我們這一屆的一班成績十分突出,捧紅了本屆一班的好幾位老師,他們都直接由科任老師升格為班主任。
“不和你們聚了,我還有事要做,以後記得多回來啊。”老班道。
“好好好。”我們像是課堂上回答問題那樣整齊地回答。
“我走了。”老班起身。
“老班再見。”我們都向老班揮手。
“我們也走吧。”玉言提議,這時老班已經走遠。
“走吧。”寒柚也附和地起身。
“那就走吧。”飲湘和寒柚也起身,我就只能起身跟上隊伍了,我本來打算多坐一會兒。
“過幾天野炊去不去?”玉言從隊伍前方退到隊伍中央。
“去,多叫幾個人,大家好好聚一下。”城柳道。
“那就把易梨語她們都叫上。”寒柚看向城柳,“顏余去不?”
“一起吧。 ”我回寒柚。
“那就二十三號那天聚。”玉言又道。
“沒問題,到時候你記得帶錢呐。”我回答玉言。
“好好好。”玉言尷尬的撓撓頭。
“哈哈。”寒柚看著玉言的樣子,忽然笑了起來。
“別笑好不好?”玉言盯住寒柚。
“行行行。”寒柚忍住笑。
“那就直接回家了。二十三號再聚。”城柳道。
“直接回家。”飲湘附和。
於是我們各自回到家裡。
我回到自己的臥室打開那本書,依舊是看不進任何文字,我不禁有些疑惑了,我已看過香樟,看過那片陰涼,怎麽還是看不進書?忽地我看見那片樹蔭裡還有一位微笑的少年,我終於意識到自己是在想念伯曜了,原來他已經變得這麽重要。
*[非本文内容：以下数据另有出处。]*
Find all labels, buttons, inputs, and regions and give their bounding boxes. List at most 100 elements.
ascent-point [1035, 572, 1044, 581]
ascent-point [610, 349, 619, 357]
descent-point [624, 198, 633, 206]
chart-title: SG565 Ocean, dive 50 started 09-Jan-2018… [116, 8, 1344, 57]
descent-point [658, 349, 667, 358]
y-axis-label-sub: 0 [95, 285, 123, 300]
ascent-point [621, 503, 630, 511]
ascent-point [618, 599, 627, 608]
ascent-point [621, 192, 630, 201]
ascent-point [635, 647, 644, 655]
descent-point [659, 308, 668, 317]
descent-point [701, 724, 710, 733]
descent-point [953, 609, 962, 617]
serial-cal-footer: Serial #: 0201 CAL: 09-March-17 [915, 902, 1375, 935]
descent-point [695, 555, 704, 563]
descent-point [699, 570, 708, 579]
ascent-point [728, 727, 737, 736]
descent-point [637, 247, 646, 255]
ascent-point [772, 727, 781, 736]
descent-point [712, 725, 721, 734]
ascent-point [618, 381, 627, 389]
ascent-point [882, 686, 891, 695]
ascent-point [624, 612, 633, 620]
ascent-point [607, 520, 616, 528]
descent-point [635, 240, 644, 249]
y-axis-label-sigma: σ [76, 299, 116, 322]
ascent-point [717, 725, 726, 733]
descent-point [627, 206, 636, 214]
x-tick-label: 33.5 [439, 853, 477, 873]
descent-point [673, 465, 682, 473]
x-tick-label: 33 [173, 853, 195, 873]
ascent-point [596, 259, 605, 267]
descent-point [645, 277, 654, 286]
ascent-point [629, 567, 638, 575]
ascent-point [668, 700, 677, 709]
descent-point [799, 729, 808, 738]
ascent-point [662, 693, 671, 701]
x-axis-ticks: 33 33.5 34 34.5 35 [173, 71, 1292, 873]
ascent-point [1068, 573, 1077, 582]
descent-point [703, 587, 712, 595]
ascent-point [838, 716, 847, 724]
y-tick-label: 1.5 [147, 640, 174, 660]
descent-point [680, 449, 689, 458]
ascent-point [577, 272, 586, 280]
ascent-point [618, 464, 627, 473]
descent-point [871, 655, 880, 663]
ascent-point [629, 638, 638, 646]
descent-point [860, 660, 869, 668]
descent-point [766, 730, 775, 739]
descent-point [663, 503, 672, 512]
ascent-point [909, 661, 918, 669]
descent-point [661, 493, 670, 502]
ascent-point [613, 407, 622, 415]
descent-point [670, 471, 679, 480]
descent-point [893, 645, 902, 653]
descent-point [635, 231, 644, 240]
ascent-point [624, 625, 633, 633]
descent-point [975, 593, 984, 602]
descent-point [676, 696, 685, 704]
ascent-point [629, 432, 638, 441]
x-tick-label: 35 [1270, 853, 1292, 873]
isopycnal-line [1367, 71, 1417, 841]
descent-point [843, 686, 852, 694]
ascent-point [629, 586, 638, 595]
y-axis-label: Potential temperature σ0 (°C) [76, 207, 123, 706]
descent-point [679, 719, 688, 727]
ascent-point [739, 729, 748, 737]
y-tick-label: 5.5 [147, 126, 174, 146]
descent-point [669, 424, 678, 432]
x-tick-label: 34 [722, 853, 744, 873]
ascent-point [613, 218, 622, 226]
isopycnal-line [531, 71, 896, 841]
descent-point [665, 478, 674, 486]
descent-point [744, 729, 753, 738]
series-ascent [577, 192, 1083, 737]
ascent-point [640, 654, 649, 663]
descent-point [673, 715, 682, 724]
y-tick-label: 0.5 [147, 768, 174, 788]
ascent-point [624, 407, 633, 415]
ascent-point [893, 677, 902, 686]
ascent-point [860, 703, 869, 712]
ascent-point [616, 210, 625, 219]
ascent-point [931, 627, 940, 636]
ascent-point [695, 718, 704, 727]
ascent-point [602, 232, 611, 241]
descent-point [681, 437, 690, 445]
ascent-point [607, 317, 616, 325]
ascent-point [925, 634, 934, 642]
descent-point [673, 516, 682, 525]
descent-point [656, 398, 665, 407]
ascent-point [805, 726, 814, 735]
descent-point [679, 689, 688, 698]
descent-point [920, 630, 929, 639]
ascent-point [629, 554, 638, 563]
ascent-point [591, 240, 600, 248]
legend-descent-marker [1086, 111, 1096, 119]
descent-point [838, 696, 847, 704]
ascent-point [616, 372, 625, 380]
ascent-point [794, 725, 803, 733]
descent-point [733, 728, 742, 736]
可他怎麽不打電話給我呢?是他忘記了還是有其他什麽原因呢?我想應該是西北沒有信號吧,他既然是流浪,肯定沒有地方充電吧,他肯定會找機會給我打電話的吧。
晚上的時候我終於接到伯曜的電話,他的聲音帶著疲憊,這一天應該是走得很累了。
我舍不得掛掉電話,但伯曜很疲憊了,我聽得出來他很想休息,他只是撐著和我通話。說得那麽多,我很開心。於是我率先對伯曜說了晚安,意思是掛掉電話了,我很想和他再聊下去,但他很疲憊了,他又不會主動掛電話,我只能收住一些想說的話。
“晚安。”伯曜在電話那頭回復我所說的晚安,我緩緩按下掛斷電話的按鍵。